Forevermore, information security will be of the utmost concern to any enterprise. As we all know, data breaches can wreak havoc on the livelihood of individuals and businesses alike. Unfortunately, many of these break-ins stem from mundane lapses in what should have been basic security practices, whether on the part of junior employees or even C-level executives. What follows is a statistical summary of common bad practices that expose companies to serious security threats, along with some straightforward suggestions on how they can be mitigated. For the visually inclined, accompanying is an explanatory infographic compiled by the Collat School of Business of the University of Alabama at Birmingham.
Over 80% of companies in the United States believe that end-user carelessness and employee negligence are their biggest threats to security. Here are some points that support their concerns:
- Over 50% of senior managers have accidentally sent sensitive information to an unintended recipient.
- 51% of senior managers have taken private files from a workplace along with them after moving on to another job.
- Over 85% of business owners will regularly move company files and data in between business networks and personal networks or cloud storage, and 63% of that group will use the same password for both systems.
- Three percent of US full time employees admit to using the same small collection of passwords for their online needs. A third of that percentage admit to using less than five passwords to access as many as fifty different websites, regardless of the context in their personal or professional lives.
- Over 40% of businesses believe that personal mobile devices are a security concern. Compounding the issue, 15% percent of employees believe that they have little or no responsibility for safeguarding the data stored on their devices.
Perhaps worst of all, over a third of US companies have no plans whatsoever for mitigating internal security problems, and thus by default, their primary deterrent from being compromised is the personal responsibility of their employees and their business leadership.

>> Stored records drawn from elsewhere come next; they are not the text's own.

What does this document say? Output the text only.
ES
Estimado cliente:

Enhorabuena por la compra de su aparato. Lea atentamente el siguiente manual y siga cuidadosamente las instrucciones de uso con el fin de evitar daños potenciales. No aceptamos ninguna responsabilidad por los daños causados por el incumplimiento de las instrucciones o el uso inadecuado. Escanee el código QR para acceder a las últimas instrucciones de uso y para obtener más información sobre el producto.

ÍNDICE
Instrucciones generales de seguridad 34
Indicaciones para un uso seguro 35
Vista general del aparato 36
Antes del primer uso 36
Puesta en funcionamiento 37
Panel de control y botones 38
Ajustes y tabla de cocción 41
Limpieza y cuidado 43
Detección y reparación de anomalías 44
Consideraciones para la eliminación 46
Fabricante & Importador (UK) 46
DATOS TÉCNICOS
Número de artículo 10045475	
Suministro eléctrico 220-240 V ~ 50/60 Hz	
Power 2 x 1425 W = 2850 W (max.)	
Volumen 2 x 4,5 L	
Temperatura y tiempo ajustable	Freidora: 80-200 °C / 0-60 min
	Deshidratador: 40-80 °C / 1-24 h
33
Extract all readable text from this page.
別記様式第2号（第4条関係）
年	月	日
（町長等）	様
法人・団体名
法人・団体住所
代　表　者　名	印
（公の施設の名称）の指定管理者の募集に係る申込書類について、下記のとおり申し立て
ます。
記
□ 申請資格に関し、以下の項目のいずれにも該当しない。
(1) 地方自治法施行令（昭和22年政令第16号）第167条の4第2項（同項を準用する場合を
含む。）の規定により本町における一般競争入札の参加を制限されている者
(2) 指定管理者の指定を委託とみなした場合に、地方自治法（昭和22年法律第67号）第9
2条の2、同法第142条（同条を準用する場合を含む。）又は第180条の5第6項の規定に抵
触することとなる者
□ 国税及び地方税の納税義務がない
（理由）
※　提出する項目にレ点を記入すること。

Clearly, there’s a lot of room for improvement, especially when so many problems arise from carelessness or even apathy about security. It’s been common knowledge for years that reusing passwords, sharing passwords, leaving computers unattended, and paying no mind to the security of personal devices produce easily exploitable situations for attackers.
So why do such preventable lapses continue to persist? Until someone is actually impacted by a data breach, it’s easy to adopt an “it’ll never happen to me, and if it did, how bad could it really be?” sort of attitude, but raising awareness is key – for all employees regardless of their seniority.
Take a minute to consider the attitude towards information security in your own workplace. Chances are that, at the very least, sensitive information about employees is stored by your organization. Many easy-to-implement best practices still aren’t commonplace. If you notice that data security policies are lax, here are some simple pointers that can go a very long way in reducing vulnerability at the workplace:
- Encourage the creation of a written set of security guidelines that can be posted in a highly visible area (Naturally, policies don’t do any good if they aren’t seen or enforced).
- Limit or eliminate any overlap between employees’ personal devices and access to sensitive company material.
- Create physical restrictions that limit access to personal data stored on business machines.
- Destroy any old or unnecessary sensitive information in a timely manner.
- Host an employee orientation on information security and emphasize the damage that can be done by allowing a least-effort approach.